Girls, une comète éphémère qui nous livre sa pop d’entre deux-mondes
Il y a presque un an prenait fin la (trop) courte carrière du groupe Girls. Sous ce nom se cache une pépite musicale pleine de bonheur vacillant écrite par Christopher Owens et produite par Chet « JR » White. Produite par le groupe, cette pop californienne à l’esthétique Do it yourself, capture des paysages sonores tentaculaires, offrant une pop indépendante portée par une voix de crooner brisé. Les chansons sont douces, familières, enveloppantes. C’est la musique de quelqu’un de profondément hors normes, mélancolique mais plein de joie délavée.
Hellhole Ratrace, le premier single du groupe, commence par les mots : « I’m sick and tired of the way that I feel », à fleur de peau, il résume en 5 minutes 30 la complexité de la personnalité d’Owens. Les origines du groupe sont romanesques, tristes et sordides. C’est le genre d’histoire qui peut submerger un groupe au point qu’on n’entende plus vraiment la musique. Pourtant l’espoir n’est jamais loin. Il faut saluer la qualité des arrangements musicaux de Girls, pas besoin de lire l’histoire de Chris Owens pour vous en rendre compte : c’est une œuvre vertigineuse et puissante, instinctivement, on sait que quelque chose de profond se passe. Principalement grâce à la voix si évocatrice d’Owens, une sorte de hoquet qui fait penser aux tristes génies de la pop : Elvis Costello, Paul McCartney ou Morrissey. Vulnérable, blessée, dramatique mais aussi chaleureuse. La musique semble se construire naturellement autour des rêveries de Chris, pure, honnête. Il ne gémit pas, il ne sanglote pas, ses chansons sont d’une simplicité désarmante, elle parlent de rupture, elles sont classiques, elles parlent de ce petit garçon qui a écouté de vieilles radios toute sa vie. Il s’en amuse mais il y a toujours un râlement blessé au fond de sa gorge, un son qui évoque des mondes de souffrance derrière les guitares légères et désinvoltes.

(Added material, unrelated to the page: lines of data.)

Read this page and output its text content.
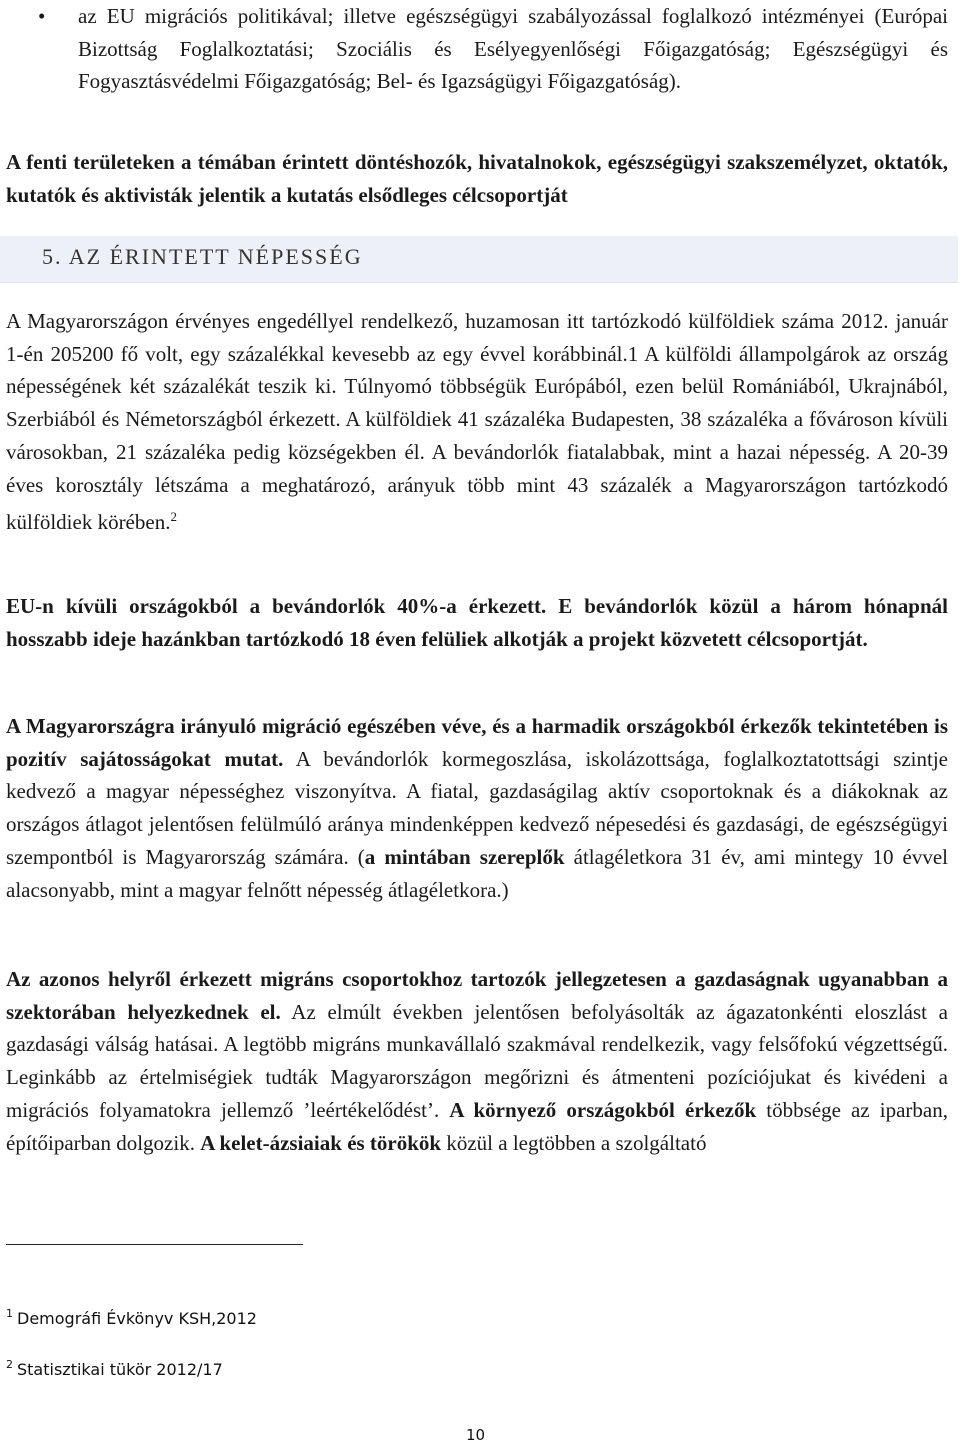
• az EU migrációs politikával; illetve egészségügyi szabályozással foglalkozó intézményei (Európai Bizottság Foglalkoztatási; Szociális és Esélyegyenlőségi Főigazgatóság; Egészségügyi és Fogyasztásvédelmi Főigazgatóság; Bel- és Igazságügyi Főigazgatóság).

A fenti területeken a témában érintett döntéshozók, hivatalnokok, egészségügyi szakszemélyzet, oktatók, kutatók és aktivisták jelentik a kutatás elsődleges célcsoportját

5. AZ ÉRINTETT NÉPESSÉG

A Magyarországon érvényes engedéllyel rendelkező, huzamosan itt tartózkodó külföldiek száma 2012. január 1-én 205200 fő volt, egy százalékkal kevesebb az egy évvel korábbinál.1 A külföldi állampolgárok az ország népességének két százalékát teszik ki. Túlnyomó többségük Európából, ezen belül Romániából, Ukrajnából, Szerbiából és Németországból érkezett. A külföldiek 41 százaléka Budapesten, 38 százaléka a fővároson kívüli városokban, 21 százaléka pedig községekben él. A bevándorlók fiatalabbak, mint a hazai népesség. A 20-39 éves korosztály létszáma a meghatározó, arányuk több mint 43 százalék a Magyarországon tartózkodó külföldiek körében.$^2$

EU-n kívüli országokból a bevándorlók 40%-a érkezett. E bevándorlók közül a három hónapnál hosszabb ideje hazánkban tartózkodó 18 éven felüliek alkotják a projekt közvetett célcsoportját.

A Magyarországra irányuló migráció egészében véve, és a harmadik országokból érkezők tekintetében is pozitív sajátosságokat mutat. A bevándorlók kormegoszlása, iskolázottsága, foglalkoztatottsági szintje kedvező a magyar népességhez viszonyítva. A fiatal, gazdaságilag aktív csoportoknak és a diákoknak az országos átlagot jelentősen felülmúló aránya mindenképpen kedvező népesedési és gazdasági, de egészségügyi szempontból is Magyarország számára. (a mintában szereplők átlagéletkora 31 év, ami mintegy 10 évvel alacsonyabb, mint a magyar felnőtt népesség átlagéletkora.)

Az azonos helyről érkezett migráns csoportokhoz tartozók jellegzetesen a gazdaságnak ugyanabban a szektorában helyezkednek el. Az elmúlt években jelentősen befolyásolták az ágazatonkénti eloszlást a gazdasági válság hatásai. A legtöbb migráns munkavállaló szakmával rendelkezik, vagy felsőfokú végzettségű. Leginkább az értelmiségiek tudták Magyarországon megőrizni és átmenteni pozíciójukat és kivédeni a migrációs folyamatokra jellemző ’leértékelődést’. A környező országokból érkezők többsége az iparban, építőiparban dolgozik. A kelet-ázsiaiak és törökök közül a legtöbben a szolgáltató

$^1$ Demográfi Évkönyv KSH,2012
$^2$ Statisztikai tükör 2012/17
10
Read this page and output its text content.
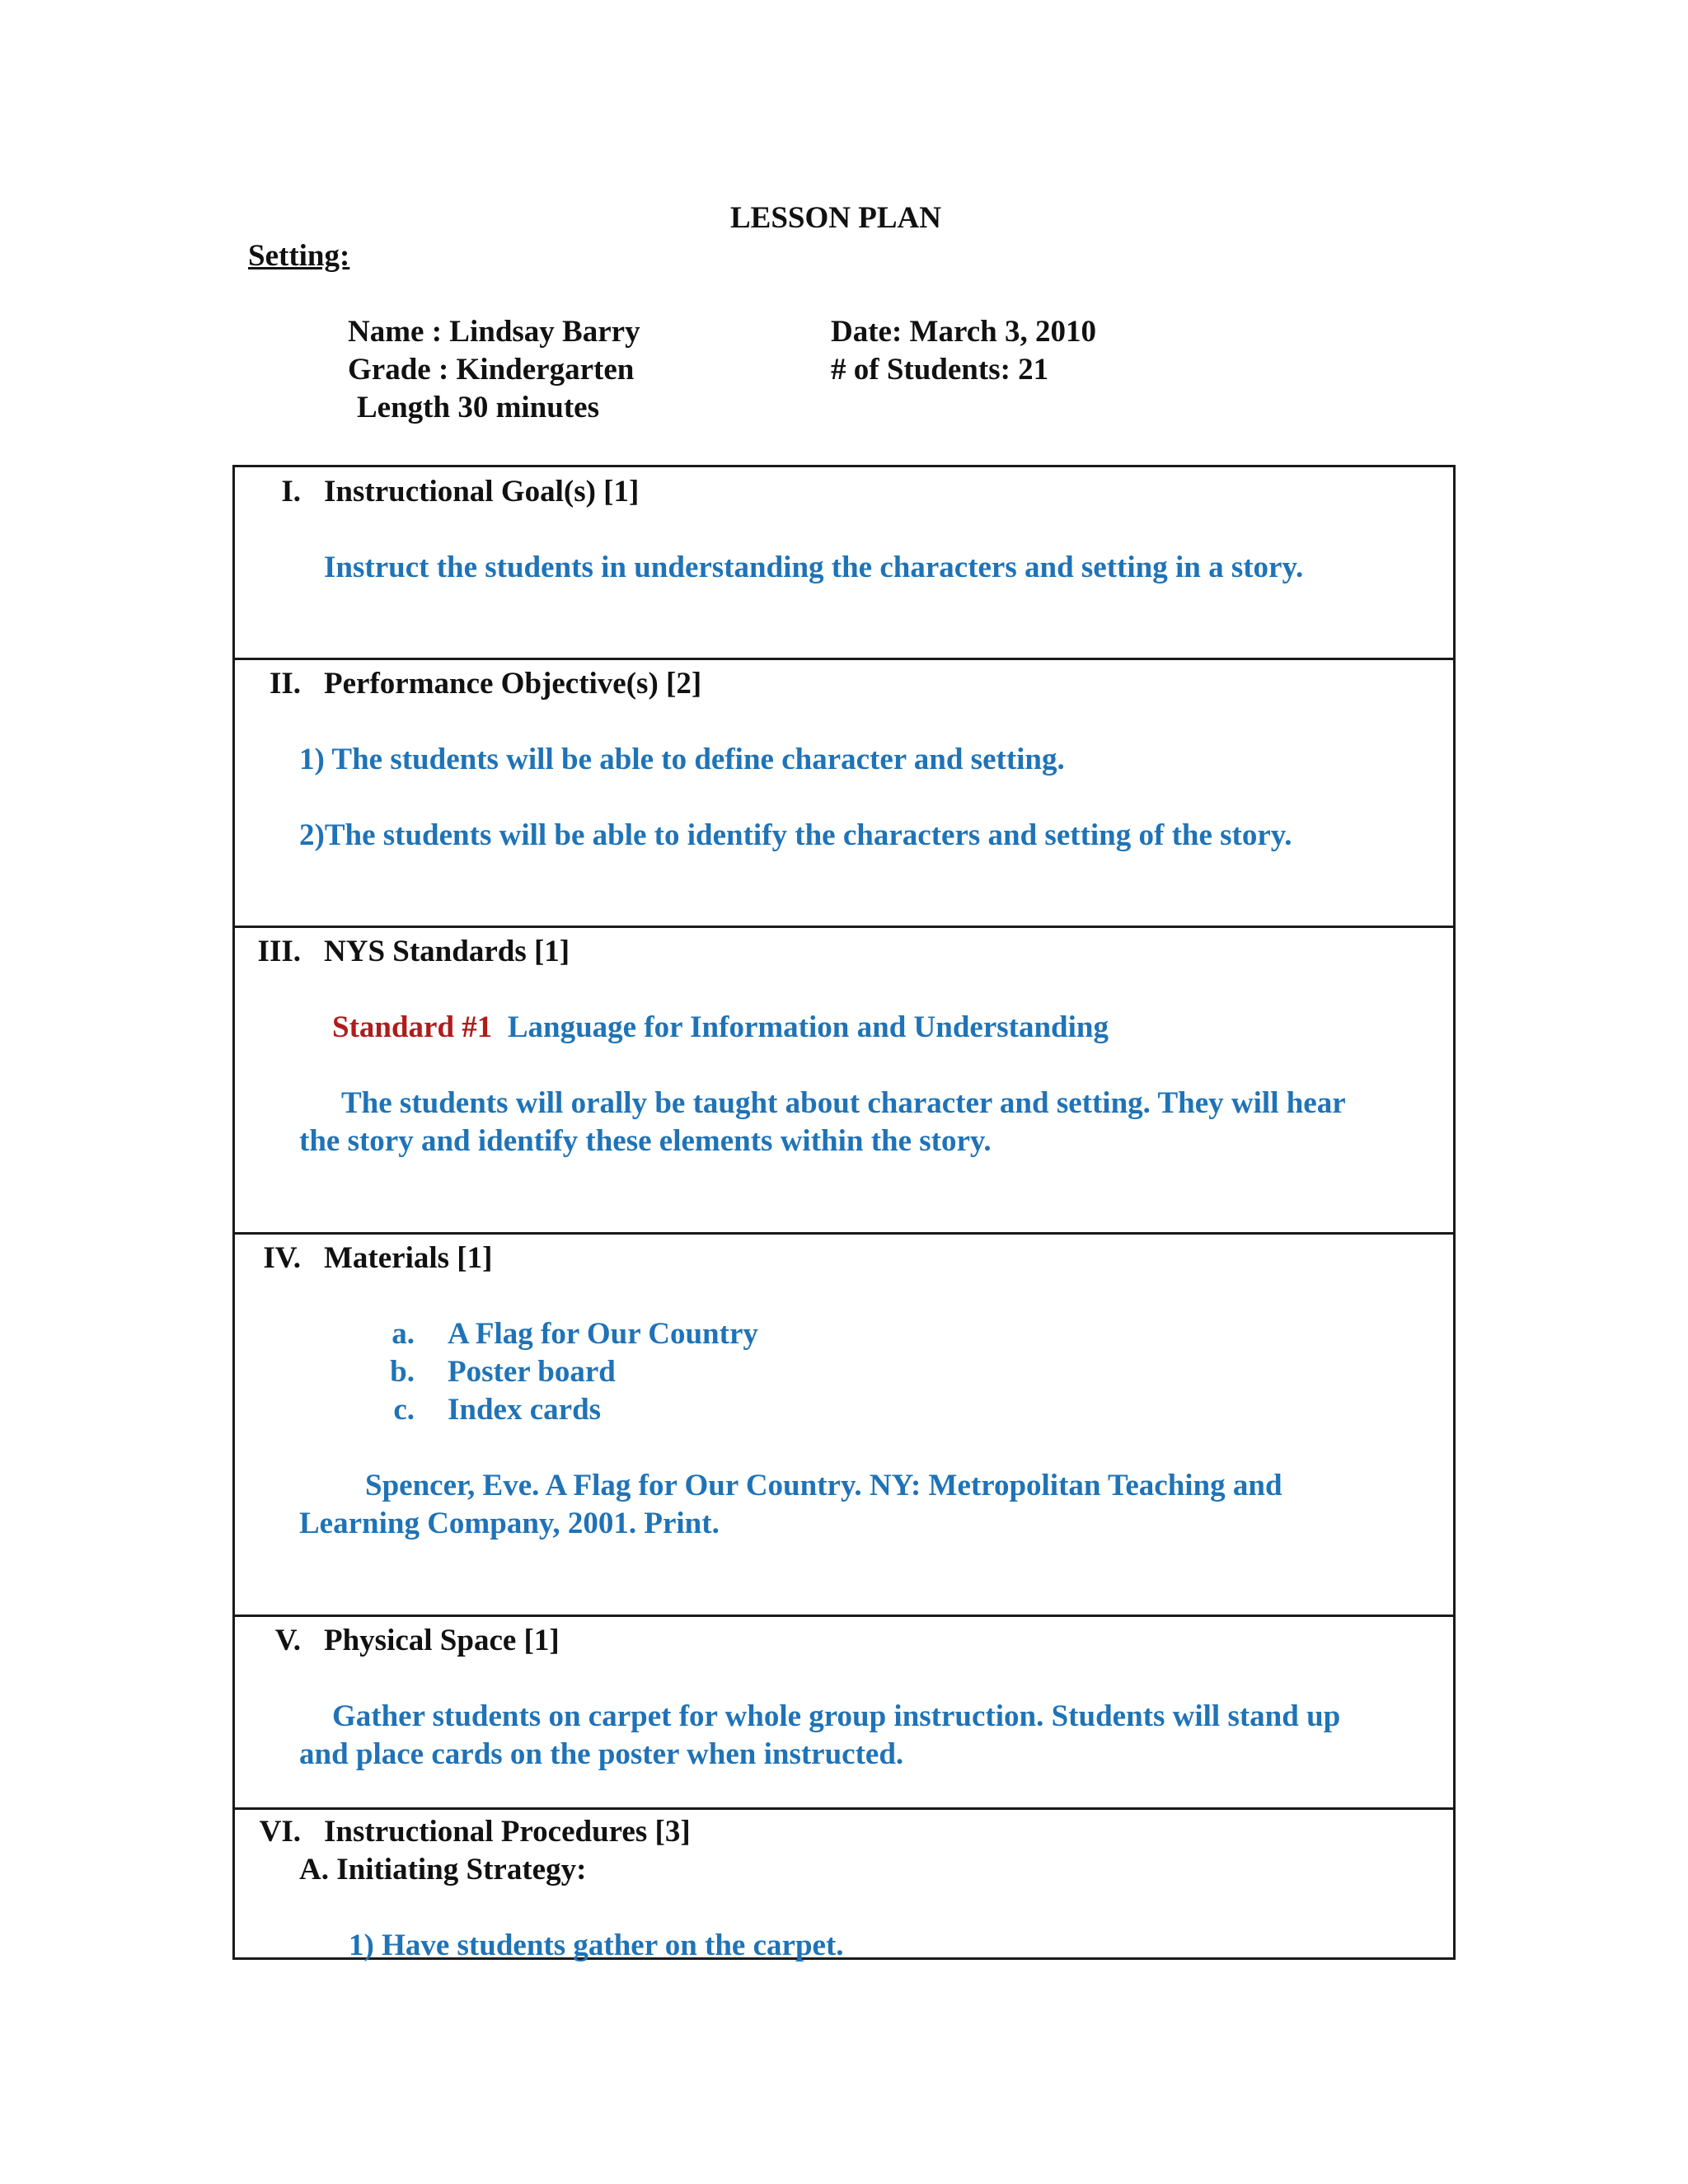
LESSON PLAN
Setting:
Name : Lindsay Barry
Grade : Kindergarten
Length 30 minutes
Date: March 3, 2010
# of Students: 21
I. Instructional Goal(s) [1]
Instruct the students in understanding the characters and setting in a story.
II. Performance Objective(s) [2]
1) The students will be able to define character and setting.
2)The students will be able to identify the characters and setting of the story.
III. NYS Standards [1]
Standard #1 Language for Information and Understanding
The students will orally be taught about character and setting. They will hear
the story and identify these elements within the story.
IV. Materials [1]
a. A Flag for Our Country
b. Poster board
c. Index cards
Spencer, Eve. A Flag for Our Country. NY: Metropolitan Teaching and
Learning Company, 2001. Print.
V. Physical Space [1]
Gather students on carpet for whole group instruction. Students will stand up
and place cards on the poster when instructed.
VI. Instructional Procedures [3]
A. Initiating Strategy:
1) Have students gather on the carpet.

Ce qui fascine c’est cette capacité à manier les genres de manière efficace et créative : pop ensoleillée Californienne, ballades folk au coin du feu, new wave nerveuse…gospel, une réussite sauvage de mélodies baignées de soleil, de surf hawaïen, de shoegaze, de country déglinguée et de rock psyché. Depuis ses débuts, le groupe à décidé de ne se fixer aucune limite et ça s’entend. Sous l’apparente simplicité des titres se cachent une abondance de trouvailles et de couleurs musicales insoupçonnées. Girls parvient délicatement à couvrir des champs esthétiques nombreux et ça en deux albums seulement. Légèrement désordonné et extrêmement simple, les morceaux sont pourtant complexes, jamais faciles. Chacun des morceaux fonctionne à sa manière, tout est dans des détails qu’on ne remarque qu’au bout de la quinzième écoute, des détails subtiles et intuitifs qui font toute la richesse de la musique de Girls, cette musique qui vous brise le cœur et vous empli de joie à la fois.
La musique de Girls est trop belle pour être ignorée. Elle a cette innocence si difficile à capturer, un entre deux-mondes mélancoliques et enfantins. Du parcours d’Owens se dégage une sincérité désarmante. Si la musique de Girls est si obsédante c’est parce qu’elle n’est pas uniquement facile à écouter, elle est bien plus profonde que ce qu’elle paraît, et pour toutes ces raisons, on regrette amèrement que Girls ait mis fin à cette toute jeune carrière. Une comète éphémère sous acide qui ne se laissera pas oublier.